I have a dataset X where each data point (each row) is in a particular order. To totally shuffle the X, I use something like this:
shufX = torch.randperm(len(X))
X=X[shufX]
Say I just want to mildly shuffle (maybe shift positions of a few data points) without totally shuffling. I would like to have a parameter p, such that when p=0, it does not shuffle , and when p=1, it totally shuffles like the code about. This way, I can adjust the amount of shuffling to be mild or more extensive.
I attempted this but realized it could result in duplicate data points, which is not what I want.
p = 0.1
mask = torch.bernoulli(p*torch.ones(len(X))).bool()
shufX = torch.randperm(len(X))
X1=X[shufX]
C = torch.where(mask1, X, X1)
CodePudding user response:
Create a shuffle function which only swaps a limited number of items.
import numpy as np
from random import randrange, seed
def shuffle( arr_in, weight = 1.0 ):
count = len( arr_in )
n = int( count * weight ) # Set the number of iterations
for ix in range( n ):
ix0 = randrange( count )
ix1 = randrange( count )
arr_in[ ix0 ], arr_in[ ix1 ] = arr_in[ ix1 ], arr_in[ ix0 ]
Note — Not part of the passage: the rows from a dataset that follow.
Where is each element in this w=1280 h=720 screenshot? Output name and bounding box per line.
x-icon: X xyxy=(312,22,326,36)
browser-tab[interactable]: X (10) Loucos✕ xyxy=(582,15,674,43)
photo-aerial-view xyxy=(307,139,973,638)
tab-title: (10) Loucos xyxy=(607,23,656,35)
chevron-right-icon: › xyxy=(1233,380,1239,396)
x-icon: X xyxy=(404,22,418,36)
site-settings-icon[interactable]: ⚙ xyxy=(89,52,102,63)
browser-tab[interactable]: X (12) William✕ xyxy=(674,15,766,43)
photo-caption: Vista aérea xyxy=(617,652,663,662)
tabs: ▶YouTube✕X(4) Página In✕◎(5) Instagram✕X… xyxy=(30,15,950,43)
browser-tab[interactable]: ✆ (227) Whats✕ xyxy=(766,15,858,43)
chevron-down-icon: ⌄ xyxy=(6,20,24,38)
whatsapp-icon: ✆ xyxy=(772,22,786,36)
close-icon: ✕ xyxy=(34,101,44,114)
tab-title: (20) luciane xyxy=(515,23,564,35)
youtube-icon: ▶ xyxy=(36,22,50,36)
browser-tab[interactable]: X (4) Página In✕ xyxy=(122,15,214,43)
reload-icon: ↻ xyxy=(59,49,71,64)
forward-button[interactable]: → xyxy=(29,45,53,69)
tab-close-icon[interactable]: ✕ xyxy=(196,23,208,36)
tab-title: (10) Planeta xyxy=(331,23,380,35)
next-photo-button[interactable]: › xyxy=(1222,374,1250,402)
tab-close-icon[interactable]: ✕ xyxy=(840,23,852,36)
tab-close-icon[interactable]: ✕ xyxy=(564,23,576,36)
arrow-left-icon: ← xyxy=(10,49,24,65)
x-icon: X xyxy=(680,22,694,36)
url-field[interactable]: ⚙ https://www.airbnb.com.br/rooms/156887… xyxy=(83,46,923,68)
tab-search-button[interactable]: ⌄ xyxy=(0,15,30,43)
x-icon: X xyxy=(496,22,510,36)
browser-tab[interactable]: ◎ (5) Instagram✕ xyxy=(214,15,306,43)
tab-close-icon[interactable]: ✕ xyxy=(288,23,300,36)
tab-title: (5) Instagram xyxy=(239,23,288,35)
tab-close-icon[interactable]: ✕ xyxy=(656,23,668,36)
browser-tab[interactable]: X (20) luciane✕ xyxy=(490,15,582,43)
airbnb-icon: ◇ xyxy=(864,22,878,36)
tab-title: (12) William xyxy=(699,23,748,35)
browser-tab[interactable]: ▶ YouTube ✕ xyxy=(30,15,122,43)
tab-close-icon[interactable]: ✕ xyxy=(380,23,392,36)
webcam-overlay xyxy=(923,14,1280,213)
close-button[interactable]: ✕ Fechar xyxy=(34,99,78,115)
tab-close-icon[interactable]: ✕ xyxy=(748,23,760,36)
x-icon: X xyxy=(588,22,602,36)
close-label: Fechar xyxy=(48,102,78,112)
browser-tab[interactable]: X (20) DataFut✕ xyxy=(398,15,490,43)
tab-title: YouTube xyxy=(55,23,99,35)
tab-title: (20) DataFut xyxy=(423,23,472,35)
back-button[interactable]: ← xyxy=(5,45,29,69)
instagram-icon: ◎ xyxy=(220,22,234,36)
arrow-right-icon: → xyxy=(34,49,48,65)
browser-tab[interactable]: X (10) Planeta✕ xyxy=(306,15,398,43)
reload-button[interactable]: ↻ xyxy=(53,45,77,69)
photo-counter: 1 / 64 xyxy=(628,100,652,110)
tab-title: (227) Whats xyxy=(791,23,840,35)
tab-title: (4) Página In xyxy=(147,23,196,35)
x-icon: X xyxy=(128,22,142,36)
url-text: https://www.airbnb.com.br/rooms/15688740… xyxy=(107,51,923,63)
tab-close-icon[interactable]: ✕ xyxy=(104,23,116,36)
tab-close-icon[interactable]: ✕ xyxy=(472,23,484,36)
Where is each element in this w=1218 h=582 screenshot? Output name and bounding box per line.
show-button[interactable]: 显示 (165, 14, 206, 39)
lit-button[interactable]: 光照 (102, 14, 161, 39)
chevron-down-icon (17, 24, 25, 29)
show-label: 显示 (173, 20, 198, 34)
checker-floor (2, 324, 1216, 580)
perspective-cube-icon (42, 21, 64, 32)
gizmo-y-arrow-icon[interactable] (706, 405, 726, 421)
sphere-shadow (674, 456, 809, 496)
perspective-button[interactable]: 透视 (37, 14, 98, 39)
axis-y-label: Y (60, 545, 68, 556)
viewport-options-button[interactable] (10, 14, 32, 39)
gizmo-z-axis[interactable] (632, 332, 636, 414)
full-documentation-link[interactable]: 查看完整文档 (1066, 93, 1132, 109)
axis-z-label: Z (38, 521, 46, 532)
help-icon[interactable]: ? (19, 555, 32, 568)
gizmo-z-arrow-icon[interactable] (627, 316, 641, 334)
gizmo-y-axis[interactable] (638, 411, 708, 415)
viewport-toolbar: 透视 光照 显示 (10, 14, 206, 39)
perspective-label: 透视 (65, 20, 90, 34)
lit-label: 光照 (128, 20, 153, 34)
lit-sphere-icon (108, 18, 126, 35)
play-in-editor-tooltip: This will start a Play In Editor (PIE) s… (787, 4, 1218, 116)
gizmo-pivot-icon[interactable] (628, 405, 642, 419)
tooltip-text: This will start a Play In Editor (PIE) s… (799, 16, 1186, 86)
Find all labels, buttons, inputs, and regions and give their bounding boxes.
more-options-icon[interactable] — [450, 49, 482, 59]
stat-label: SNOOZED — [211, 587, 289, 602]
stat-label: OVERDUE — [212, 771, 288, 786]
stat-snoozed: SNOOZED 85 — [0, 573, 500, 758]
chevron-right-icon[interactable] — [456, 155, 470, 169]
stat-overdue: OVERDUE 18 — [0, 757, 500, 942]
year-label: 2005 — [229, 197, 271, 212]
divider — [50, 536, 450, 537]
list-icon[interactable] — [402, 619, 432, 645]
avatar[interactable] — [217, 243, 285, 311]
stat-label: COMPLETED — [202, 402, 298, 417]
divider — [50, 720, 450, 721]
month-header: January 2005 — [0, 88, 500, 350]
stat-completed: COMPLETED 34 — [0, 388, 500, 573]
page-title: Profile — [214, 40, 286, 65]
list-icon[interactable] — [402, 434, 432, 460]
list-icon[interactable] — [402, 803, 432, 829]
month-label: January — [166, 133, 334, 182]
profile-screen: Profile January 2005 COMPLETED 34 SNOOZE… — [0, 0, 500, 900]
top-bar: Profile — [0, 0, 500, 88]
# Swap the items from the two chosen indices
seed ( 1234 )
arr = np.arange(50)
shuffle( arr, 0.25 )
print( arr )
# [ 7 15 42 3 4 44 28 0 8 29 10 11 12 13 14 22 16 17 18 19 20 21
# 1 23 24 25 26 27 49 9 41 31 32 33 34 35 36 5 38 30 40 39 2 43
# 37 45 46 47 48 6]
Even with a weight of 1.0 some of the items ( on average ) won't be moved. You can play with the parameters to the function to get the behaviour you need.